Que les joueurs ne s’attendent donc pas à retrouver l’atmosphère des combats « endiablés » du jeu vidéo, Cuphead et Mugman n’ayant aucun pouvoir particulier, passant plus leur temps à fuir qu’à se battre. Par contre, beaucoup de boss qui ont donné des sueurs froides aux meilleurs joueurs feront leur apparition sur quelques épisodes, tels que les grenouilles boxeuses Ribby et Croaks ou les légumes géants du Root pack. Ces épisodes fan service ne sont souvent qu’une excuse pour permettre une confrontation entre les héros et leurs antagonistes, faisant rarement progresser l’intrigue. Pas très utile pour les non-initiés pointus en animation qui pourront malgré tout briller en société en discernant certaines références directes à de grands classiques, comme avec l’épisode Les fantômes n’existent pas illustrant une chorégraphie endiablée de squelettes digne de The Skeleton Dance (Walt Disney, 1929) tiré de la série de films des Silly Symphony.

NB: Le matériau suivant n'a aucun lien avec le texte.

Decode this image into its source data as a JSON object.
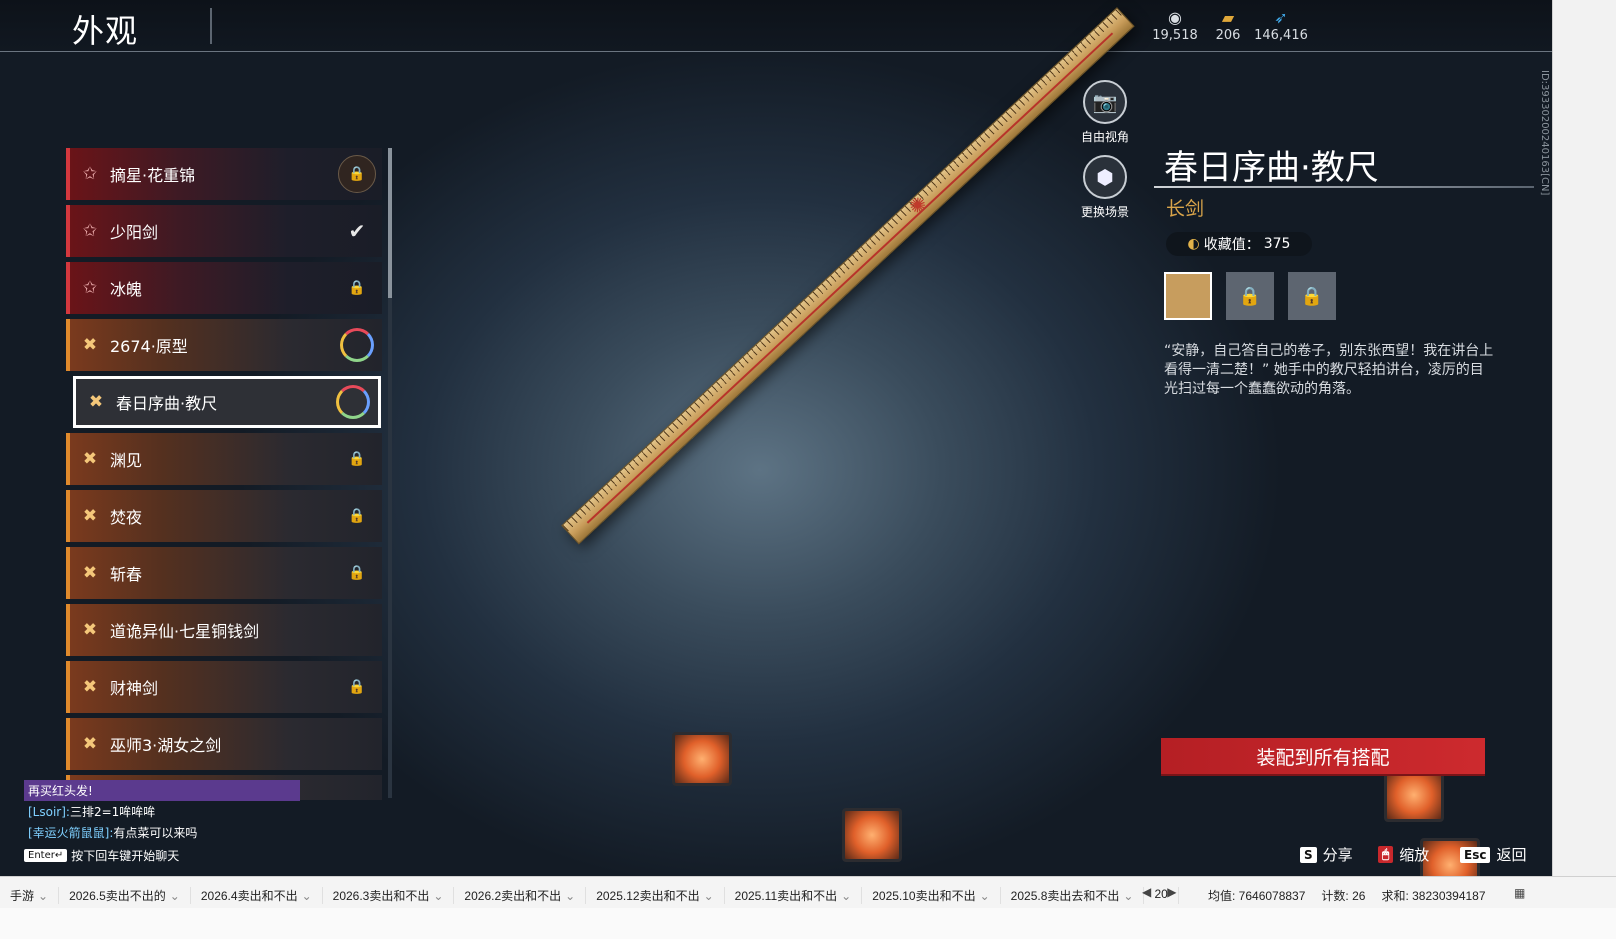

Ces nombreuses compositions musicales rythmant chaque épisode tentent quant à elles de renouer avec les sublimes musiques du jeu, jazzys et volontairement vieillies qui accompagnaient parfaitement l’action nerveuse des combats. Mais ils n’y parviennent jamais vraiment, les mélodies restant discrètes et les chansons plutôt fades. Mention spéciale tout de même au générique d’introduction, petite chanson joyeuse et entraînante qui donne envie de bouger les hanches à la manière de Mickey Mouse conduisant son bateau dans Steamboat Willie (Walt Disney, Ub Iwerks, 1928). En attendant une saison 2 qui promet une plus grande implication dans l’histoire à la vue du dernier épisode, profitons-en pour redécouvrir les indémodables chefs-d’œuvre qui ont inspiré le jeu. Parce qu’on en a jamais assez de voir Betty Boop nous faire des clins d’œil suggestifs ou Mickey diriger une fanfare complètement foutraque. Ou alors recommencez le jeu vidéo depuis le début. Non ? J’en étais sûre… Petits joueurs.